Wendelin Wiedeking, who was CEO of Porsche at the time, and Holger Harter who was CFO, are accused of issuing incorrect statements about the firm’s intention to acquire VW shares. If found guilty the pair could face up to five years in prison. They deny the charges.
It’s the latest instalment in one of the longest running and most complicated corporate scandals to emerge from Germany in recent years. Those with good memories will recall that back in 2008, the small but profitable Porsche made an audacious stab at a reverse takeover of the much larger VW Group. Thanks to VW’s complex shareholding and governance structure, the bid required that Porsche should hold 75% of VW in order to be able to force the acquisition through.
The market manipulation charges relate to statements made by Wiedeking and Harter at the point when VW shares were being acquired – essentially they are accused of secretly building up Porsche’s stake in VW towards that 75% target whilst at the same time making public statements to the contrary. Their statements, say the prosecutors in Stuttgart, resulted in Porsche’s shareprice dropping – but the defendants’s lawyers say that the statements were ‘correct in content’ and did not have any effect on the shares.
When it emerged that Porsche had acquired options on 75% of VW, the shares rose sharply, and hedge funds that had been shorting Porsche lost sums estimated at up to 30bn Euros very quickly.
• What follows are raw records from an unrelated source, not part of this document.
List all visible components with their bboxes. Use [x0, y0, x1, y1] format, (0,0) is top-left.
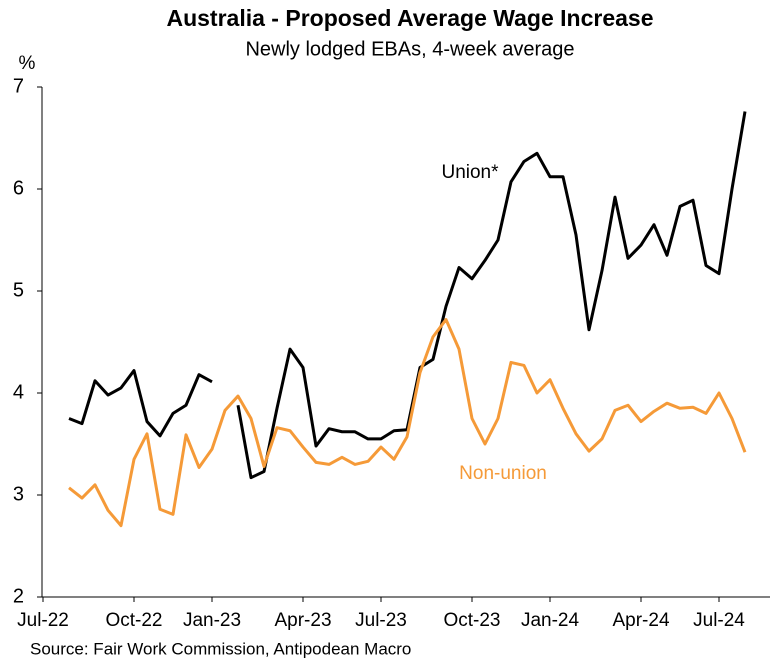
- x-tick-label: Apr-23: [274, 610, 331, 631]
- x-tick-label: Oct-22: [105, 610, 162, 631]
- x-tick-label: Jul-23: [355, 610, 407, 631]
- x-tick-label: Jul-24: [693, 610, 745, 631]
- y-tick-label: 6: [13, 177, 24, 199]
- series-annotation: Non-union: [459, 463, 547, 484]
- source-note: Source: Fair Work Commission, Antipodean…: [30, 639, 411, 658]
- y-axis-label: %: [19, 53, 36, 74]
- y-tick-label: 3: [13, 483, 24, 505]
- y-tick-label: 4: [13, 381, 24, 403]
- x-tick-label: Oct-23: [443, 610, 500, 631]
- chart-title: Australia - Proposed Average Wage Increa…: [166, 5, 653, 31]
- chart-subtitle: Newly lodged EBAs, 4-week average: [245, 38, 574, 60]
- y-tick-label: 2: [13, 585, 24, 607]
- x-tick-label: Jan-23: [183, 610, 241, 631]
- series-annotation: Union*: [441, 162, 499, 183]
- series-line: [68, 111, 747, 480]
- series-line: [68, 318, 747, 528]
- y-tick-label: 7: [13, 75, 24, 97]
- x-tick-label: Jul-22: [17, 610, 69, 631]
- x-tick-label: Apr-24: [612, 610, 669, 631]
- x-tick-label: Jan-24: [521, 610, 580, 631]
- y-tick-label: 5: [13, 279, 24, 301]
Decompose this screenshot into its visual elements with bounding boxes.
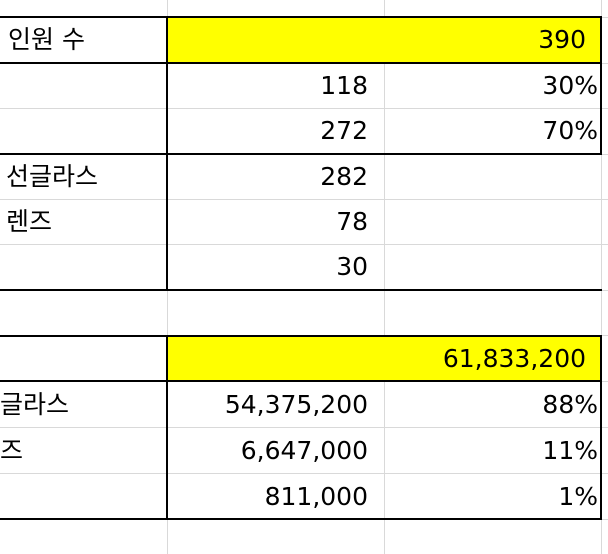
table2-border-header [0,380,602,382]
table1-border-right [600,16,602,155]
table1-row-count[interactable]: 282 [320,162,368,191]
table1-row-pct[interactable]: 70% [542,116,598,145]
table1-row-label[interactable] [6,244,164,290]
table1-row-count[interactable]: 30 [336,252,368,281]
table2-row-amount[interactable]: 811,000 [264,482,368,511]
table2-border-top [0,335,602,337]
row-gridline [0,244,608,245]
table1-row-pct[interactable] [385,199,598,245]
table1-row-pct[interactable]: 30% [542,71,598,100]
highlight-cell [167,17,601,63]
table2-row-label[interactable]: 즈 [0,436,24,465]
column-gridline [601,0,602,554]
table2-row-label[interactable] [0,474,164,520]
table2-border-col [166,335,168,520]
table2-row-amount[interactable]: 6,647,000 [240,436,368,465]
row-gridline [0,473,608,474]
table1-row-label[interactable] [6,108,164,154]
table2-row-amount[interactable]: 54,375,200 [224,390,368,419]
column-gridline [384,0,385,554]
table2-row-pct[interactable]: 11% [542,436,598,465]
table1-border-top [0,16,602,18]
table1-border-bottom [0,289,602,291]
table2-header-total[interactable]: 61,833,200 [442,344,586,373]
table2-header-label[interactable] [6,336,164,382]
table2-row-label[interactable]: 글라스 [0,390,70,419]
table1-row-label[interactable] [6,63,164,109]
table1-row-label[interactable]: 렌즈 [6,207,53,236]
table2-border-bottom [0,518,602,520]
row-gridline [0,427,608,428]
table1-row-count[interactable]: 78 [336,207,368,236]
table1-row-label[interactable]: 선글라스 [6,162,99,191]
row-gridline [0,108,608,109]
table1-border-header [0,62,602,64]
table1-header-total[interactable]: 390 [538,25,586,54]
row-gridline [0,199,608,200]
table2-row-pct[interactable]: 88% [542,390,598,419]
table1-border-mid [0,153,602,155]
highlight-cell [167,336,601,381]
table1-row-pct[interactable] [385,154,598,200]
table1-row-count[interactable]: 118 [320,71,368,100]
table1-row-count[interactable]: 272 [320,116,368,145]
table2-border-right [600,335,602,520]
table2-row-pct[interactable]: 1% [558,482,598,511]
table1-border-col [166,16,168,291]
table1-header-label[interactable]: 인원 수 [8,25,85,54]
table1-row-pct[interactable] [385,244,598,290]
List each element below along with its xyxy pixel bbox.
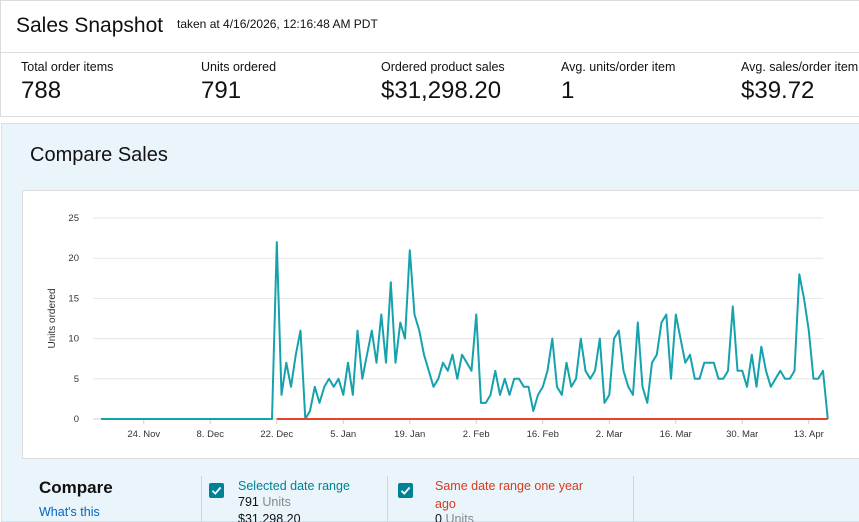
whats-this-link[interactable]: What's this xyxy=(39,505,100,519)
units-chart: 0 5 10 15 20 25 24. Nov 8. Dec 22. Dec 5. Jan 19.… xyxy=(22,190,859,459)
chart-x-ticks: 24. Nov 8. Dec 22. Dec 5. Jan 19. Jan 2. Feb 1… xyxy=(127,419,824,440)
y-axis-title: Units ordered xyxy=(47,288,58,348)
metric-avg-units-per-order-item: Avg. units/order item 1 xyxy=(561,60,675,105)
x-tick-label: 8. Dec xyxy=(197,429,225,440)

These and other potentially out of pocket investors will be watching the trial closely – a guilty verdict (even thought the case is against individuals rather than the company) could help them in their quest for compensation from Porsche.
The takeover attempt failed in 2009, leaving Porsche with a mountain of debt and resulting in the departure of Wiedeking and Harter. The sportscar maker’s car manufacturing operation was eventually folded into VW, which makes more cars in a week than Porsche does in a year, but plans for an all-in merger have been shelved.